Please let me know of any other information is required.
By looking at the benchmark results: https://github.com/sparkfish/augraphy/tree/dev/benchmark
ReflectedLight is one of the slowest augmentation. I think you can try to remove that and see if the speed have increased? If speed is a concern, you may consider using only those augmentations with higher value of Img/sec.
I did that, I only considered the augmentation, for which Img/sec was more than or around 1. But did not help much in speeding.
I did that, I only considered the augmentation, for which
Img/secwas more than or around 1. But did not help much in speeding.
So probably you can let me know roughly your image size? Then i can try to reproduce this with the code above from my end too.
Thanks. The image size is around 900x1100.
I have narrowed down the issue.
As I mentioned, load average shoots up with these transforms. When I limit the threads used by Numpy and Opencv to 1, then the transforms run 5-6 times faster.
os.environ["OPENBLAS_NUM_THREADS"] = "1"
os.environ["MKL_NUM_THREADS"] = "1"
os.environ["OMP_NUM_THREADS"] = "1"
os.environ["NUMEXPR_NUM_THREADS"] = "1"
cv2.setNumThreads(1)
But the thread limiting is somehow not working for the subprocesses. Hence fetching data from dataloader is still slow as it spawns multiple workers.
When I limit the threads used by Numpy and Opencv to 1, then the transforms run 5-6 times faster.
Okay, and looks like your provided code above is not complete, what would be this transform_config?
Then in x = self.transforms(ecg), preprocess_transforms is used?
In your 20 cores machine, you uses multi GPUs too?

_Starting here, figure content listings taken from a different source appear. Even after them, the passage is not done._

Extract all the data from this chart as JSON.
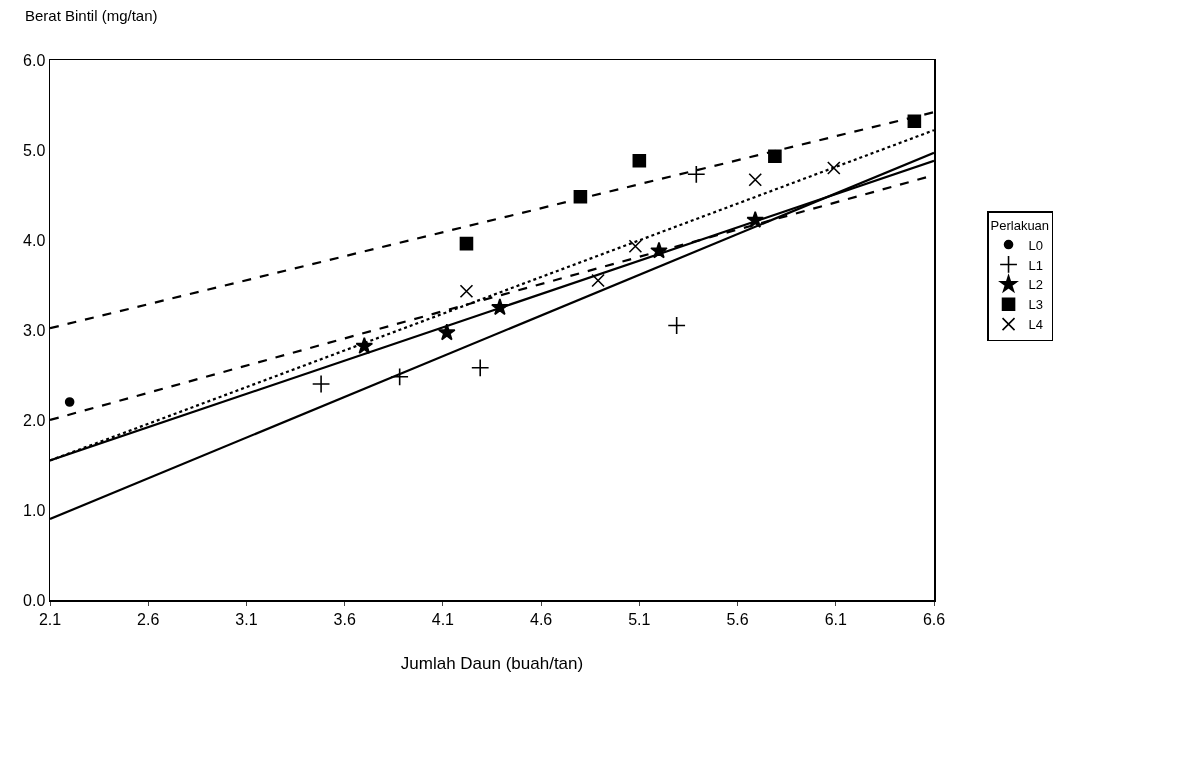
{
  "chart_data": {
    "type": "scatter",
    "xlabel": "Jumlah Daun (buah/tan)",
    "ylabel": "Berat Bintil (mg/tan)",
    "legend_title": "Perlakuan",
    "legend": "right",
    "xlim": [
      2.1,
      6.6
    ],
    "xticks": [
      2.1,
      2.6,
      3.1,
      3.6,
      4.1,
      4.6,
      5.1,
      5.6,
      6.1,
      6.6
    ],
    "ylim": [
      0,
      6
    ],
    "yticks": [
      {
        "value": 0,
        "label": "0.0"
      },
      {
        "value": 1,
        "label": "1.0"
      },
      {
        "value": 2,
        "label": "2.0"
      },
      {
        "value": 3,
        "label": "3.0"
      },
      {
        "value": 4,
        "label": "4.0"
      },
      {
        "value": 5,
        "label": "5.0"
      },
      {
        "value": 6,
        "label": "6.0"
      }
    ],
    "series": [
      {
        "name": "L0",
        "marker": "circle",
        "color": "#000000",
        "x": [
          2.2
        ],
        "values": [
          2.2
        ]
      },
      {
        "name": "L1",
        "marker": "cross",
        "color": "#000000",
        "x": [
          3.48,
          3.88,
          4.29,
          5.29,
          5.39
        ],
        "values": [
          2.4,
          2.48,
          2.58,
          3.05,
          4.73
        ]
      },
      {
        "name": "L2",
        "marker": "star",
        "color": "#000000",
        "x": [
          3.7,
          4.12,
          4.39,
          5.2,
          5.69
        ],
        "values": [
          2.82,
          2.97,
          3.25,
          3.88,
          4.22
        ]
      },
      {
        "name": "L3",
        "marker": "square",
        "color": "#000000",
        "x": [
          4.22,
          4.8,
          5.1,
          5.79,
          6.5
        ],
        "values": [
          3.96,
          4.48,
          4.88,
          4.93,
          5.32
        ]
      },
      {
        "name": "L4",
        "marker": "x",
        "color": "#000000",
        "x": [
          4.22,
          4.89,
          5.08,
          5.69,
          6.09
        ],
        "values": [
          3.43,
          3.55,
          3.93,
          4.67,
          4.8
        ]
      },
      {
        "type": "line",
        "line_style": "dotted",
        "color": "#000000",
        "x": [
          2.1,
          6.6
        ],
        "values": [
          1.55,
          5.22
        ]
      },
      {
        "type": "line",
        "line_style": "solid",
        "color": "#000000",
        "x": [
          2.1,
          6.6
        ],
        "values": [
          0.9,
          4.97
        ]
      },
      {
        "type": "line",
        "line_style": "solid",
        "color": "#000000",
        "x": [
          2.1,
          6.6
        ],
        "values": [
          1.55,
          4.88
        ]
      },
      {
        "type": "line",
        "line_style": "dashed",
        "color": "#000000",
        "x": [
          2.1,
          6.6
        ],
        "values": [
          3.02,
          5.42
        ]
      },
      {
        "type": "line",
        "line_style": "dashed",
        "color": "#000000",
        "x": [
          2.1,
          6.6
        ],
        "values": [
          2.0,
          4.72
        ]
      }
    ]
  }
}
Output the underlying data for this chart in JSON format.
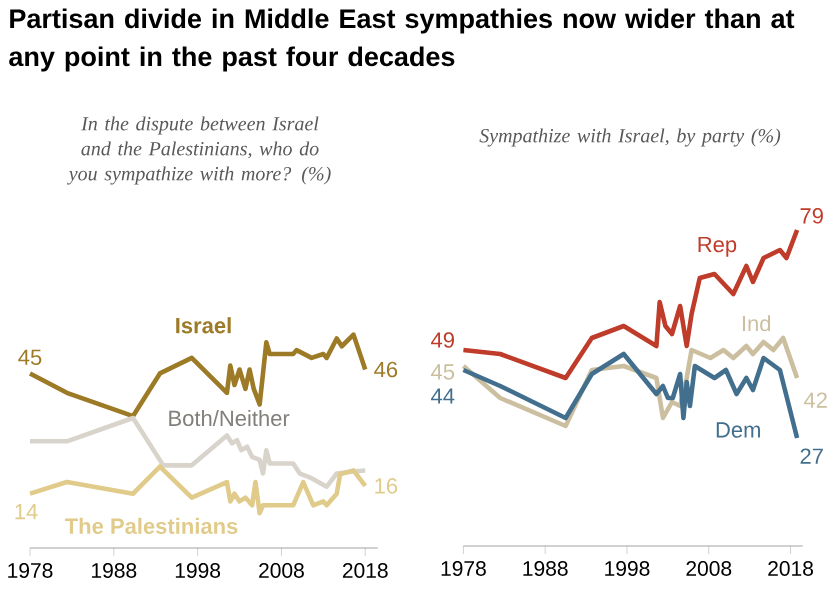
{
  "chart_data": [
    {
      "type": "line",
      "title": "Partisan divide in Middle East sympathies now wider than at any point in the past four decades",
      "subtitle": "In the dispute between Israel and the Palestinians, who do you sympathize with more? (%)",
      "xlim": [
        1978,
        2019.5
      ],
      "xticks": [
        1978,
        1988,
        1998,
        2008,
        2018
      ],
      "tick_labels": "x",
      "grid": false,
      "legend": false,
      "marker": "none",
      "line_style": "solid",
      "series": [
        {
          "name": "Israel",
          "color": "#9c7a26",
          "x": [
            1978,
            1982.4,
            1990.3,
            1993.5,
            1997.3,
            2001.5,
            2001.9,
            2002.4,
            2003,
            2003.7,
            2004.2,
            2004.7,
            2005.4,
            2005.8,
            2006.2,
            2006.6,
            2009.4,
            2009.8,
            2011.6,
            2013,
            2013.4,
            2014.6,
            2015.2,
            2016.6,
            2018
          ],
          "values": [
            45,
            40,
            34,
            45,
            49,
            40,
            47,
            42,
            46,
            41,
            46,
            41,
            37,
            45,
            53,
            50,
            50,
            51,
            49,
            50,
            49,
            54,
            52,
            55,
            46
          ],
          "value_labels": [
            "45",
            null,
            null,
            null,
            null,
            null,
            null,
            null,
            null,
            null,
            null,
            null,
            null,
            null,
            null,
            null,
            null,
            null,
            null,
            null,
            null,
            null,
            null,
            null,
            "46"
          ]
        },
        {
          "name": "Both/Neither",
          "color": "#d8d3cb",
          "x": [
            1978,
            1982.4,
            1990.3,
            1993.9,
            1997.3,
            2001.5,
            2002.1,
            2002.7,
            2003.2,
            2003.9,
            2004.5,
            2005.4,
            2005.8,
            2006.2,
            2006.6,
            2009.4,
            2010.2,
            2011.6,
            2013.4,
            2014.6,
            2016.6,
            2018
          ],
          "values": [
            27.5,
            27.5,
            33.5,
            21.3,
            21.3,
            29,
            27,
            27.8,
            25.2,
            26.1,
            23.5,
            22.7,
            19.2,
            25.2,
            21.8,
            21.8,
            19.2,
            18,
            15.8,
            19.2,
            19.7,
            20
          ]
        },
        {
          "name": "The Palestinians",
          "color": "#e0cb8a",
          "x": [
            1978,
            1982.4,
            1990.3,
            1993.5,
            1997.3,
            2001.5,
            2001.9,
            2002.4,
            2003,
            2003.7,
            2004.5,
            2004.9,
            2005.4,
            2005.8,
            2009.4,
            2010.6,
            2011.8,
            2013,
            2013.4,
            2014.6,
            2015,
            2016.6,
            2018
          ],
          "values": [
            14,
            17,
            14,
            21,
            13,
            17,
            12,
            14,
            12,
            13,
            11,
            17,
            9,
            11,
            11,
            17,
            11,
            12,
            11,
            14,
            19,
            20,
            16
          ],
          "value_labels": [
            "14",
            null,
            null,
            null,
            null,
            null,
            null,
            null,
            null,
            null,
            null,
            null,
            null,
            null,
            null,
            null,
            null,
            null,
            null,
            null,
            null,
            null,
            "16"
          ]
        }
      ]
    },
    {
      "type": "line",
      "subtitle": "Sympathize with Israel, by party (%)",
      "xlim": [
        1978,
        2019.5
      ],
      "xticks": [
        1978,
        1988,
        1998,
        2008,
        2018
      ],
      "tick_labels": "x",
      "grid": false,
      "legend": false,
      "marker": "none",
      "line_style": "solid",
      "series": [
        {
          "name": "Rep",
          "color": "#bf3b2a",
          "x": [
            1978,
            1982.5,
            1990.5,
            1993.7,
            1997.6,
            2001.6,
            2002,
            2002.7,
            2003.5,
            2004.5,
            2005.3,
            2005.9,
            2006.9,
            2008.7,
            2011,
            2012.6,
            2013.4,
            2014.7,
            2016.7,
            2017.5,
            2018.8
          ],
          "values": [
            49,
            48,
            42,
            52,
            55,
            50,
            61,
            55,
            53,
            60,
            50,
            58,
            67,
            68,
            63,
            70,
            66,
            72,
            74,
            72,
            79
          ],
          "value_labels": [
            "49",
            null,
            null,
            null,
            null,
            null,
            null,
            null,
            null,
            null,
            null,
            null,
            null,
            null,
            null,
            null,
            null,
            null,
            null,
            null,
            "79"
          ]
        },
        {
          "name": "Ind",
          "color": "#cbbf9f",
          "x": [
            1978,
            1982.5,
            1990.5,
            1993.7,
            1997.6,
            2001.6,
            2002.4,
            2003.5,
            2004.5,
            2005.3,
            2005.9,
            2008.2,
            2009.8,
            2011,
            2012.6,
            2013.4,
            2014.7,
            2015.9,
            2017.1,
            2018.8
          ],
          "values": [
            45,
            37,
            30,
            44,
            45,
            42,
            32,
            36,
            35,
            42,
            49,
            47,
            49,
            47,
            50,
            48,
            51,
            49,
            52,
            42
          ],
          "value_labels": [
            "45",
            null,
            null,
            null,
            null,
            null,
            null,
            null,
            null,
            null,
            null,
            null,
            null,
            null,
            null,
            null,
            null,
            null,
            null,
            "42"
          ]
        },
        {
          "name": "Dem",
          "color": "#436f8f",
          "x": [
            1978,
            1982.5,
            1990.5,
            1993.7,
            1997.6,
            2001.6,
            2002.4,
            2003,
            2003.6,
            2004.5,
            2004.9,
            2005.3,
            2005.7,
            2006.3,
            2008.7,
            2010.1,
            2011.4,
            2012.6,
            2013.4,
            2014.7,
            2016.7,
            2018.8
          ],
          "values": [
            44,
            40,
            32,
            43,
            48,
            38,
            40,
            37,
            37,
            43,
            32,
            41,
            35,
            45,
            42,
            44,
            38,
            42,
            39,
            47,
            44,
            27
          ],
          "value_labels": [
            "44",
            null,
            null,
            null,
            null,
            null,
            null,
            null,
            null,
            null,
            null,
            null,
            null,
            null,
            null,
            null,
            null,
            null,
            null,
            null,
            null,
            "27"
          ]
        }
      ]
    }
  ]
}
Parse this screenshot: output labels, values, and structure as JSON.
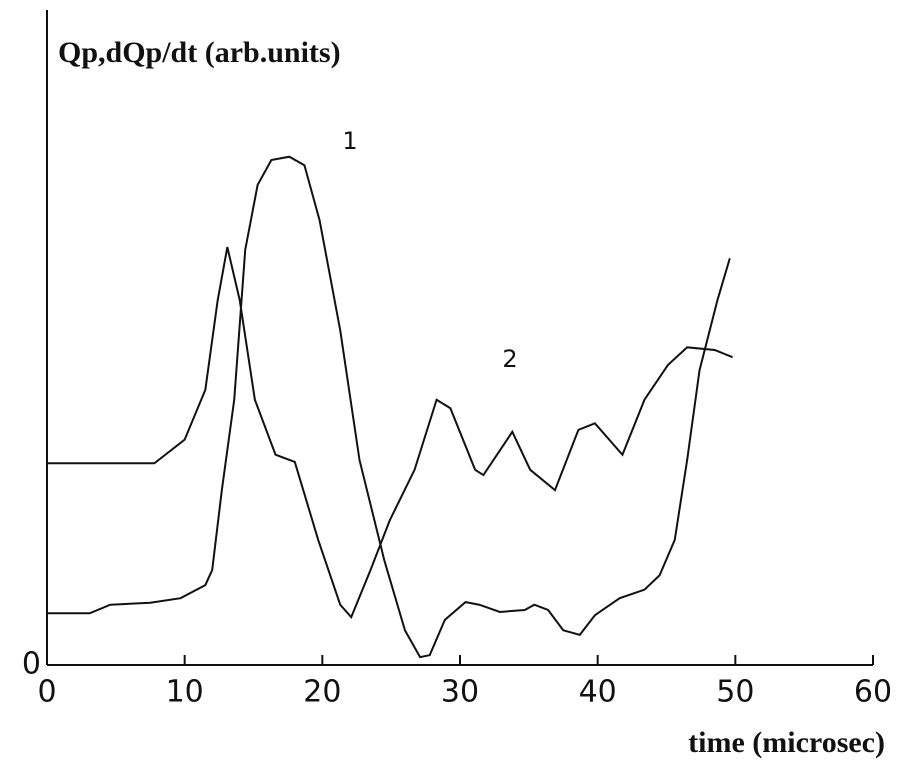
{
  "chart_data": {
    "type": "line",
    "ylabel": "Qp,dQp/dt (arb.units)",
    "xlabel": "time (microsec)",
    "xlim": [
      0,
      60
    ],
    "xticks": [
      0,
      10,
      20,
      30,
      40,
      50,
      60
    ],
    "ylim": [
      0,
      100
    ],
    "yticks": [
      0
    ],
    "color": "#111111",
    "series": [
      {
        "name": "1",
        "x": [
          0,
          3.1,
          4.6,
          7.5,
          9.7,
          11.5,
          12.0,
          12.7,
          13.6,
          14.4,
          15.3,
          16.3,
          17.6,
          18.7,
          19.8,
          21.3,
          22.7,
          24.5,
          26.0,
          27.1,
          27.8,
          28.9,
          30.4,
          31.4,
          32.9,
          34.7,
          35.4,
          36.4,
          37.5,
          38.7,
          39.8,
          41.6,
          43.4,
          44.5,
          45.6,
          46.5,
          47.4,
          48.7,
          49.6
        ],
        "values": [
          7.9,
          7.9,
          9.2,
          9.5,
          10.2,
          12.2,
          14.5,
          26.7,
          40.5,
          63.4,
          73.3,
          77.1,
          77.6,
          76.3,
          67.9,
          51.1,
          31.3,
          16,
          5.3,
          1.2,
          1.5,
          6.9,
          9.6,
          9.2,
          8.1,
          8.4,
          9.2,
          8.4,
          5.3,
          4.6,
          7.6,
          10.2,
          11.5,
          13.7,
          19.1,
          31.3,
          45,
          55.7,
          62.1
        ]
      },
      {
        "name": "2",
        "x": [
          0,
          5,
          7.8,
          10.0,
          11.5,
          12.4,
          13.1,
          14.0,
          15.1,
          16.6,
          18.0,
          19.7,
          21.3,
          22.1,
          23.5,
          24.9,
          26.7,
          28.3,
          29.3,
          31.1,
          31.7,
          33.8,
          35.1,
          36.9,
          38.6,
          39.8,
          41.8,
          43.4,
          45.1,
          46.5,
          48.5,
          49.8
        ],
        "values": [
          30.8,
          30.8,
          30.8,
          34.4,
          42,
          55.7,
          63.8,
          55.7,
          40.5,
          32.1,
          31,
          19.1,
          9.2,
          7.3,
          14.5,
          22.1,
          29.8,
          40.5,
          39.2,
          29.8,
          29,
          35.6,
          29.8,
          26.7,
          35.9,
          36.9,
          32.1,
          40.5,
          45.8,
          48.5,
          48.1,
          47
        ]
      }
    ]
  }
}
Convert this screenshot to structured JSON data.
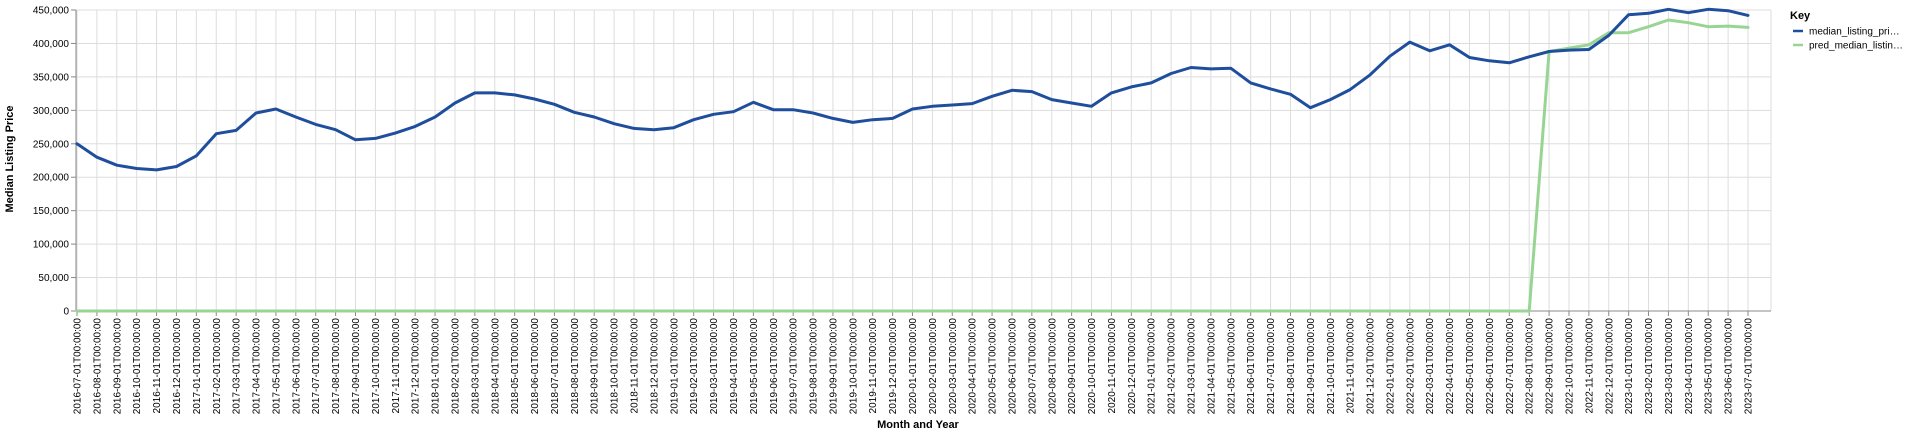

A minor correction in the code:
This is how the transforms are defined:
class Moire_:
def __init__(self, prob=0.15):
self.moire = Moire()
self.prob = prob
def __call__(self, img):
if torch.rand(1) < self.prob:
return self.moire(img)
return img
This is how transform config look like:
- Type: ReflectedLight
Kwargs: {}
- Type: DirtyDrum
Kwargs: {}
- Type: Folding
Kwargs: {}
We use 2 GPUs to train.
I tried with colab with image size of (1100,1100,3) but i only see an increase of 30% processing time with Augraphy, and that is with probability of 1 with all 3 augmentations.
Here's the notebooks: https://drive.google.com/drive/folders/1kaUWqVY5xKhKzDJP2zyiDoyOWtgtpVQU?usp=sharing
Probably there's some overhead in the custom augmentation functions in multi gpu or multi cores. Have you try with other created augmentation function instead of Augraphy?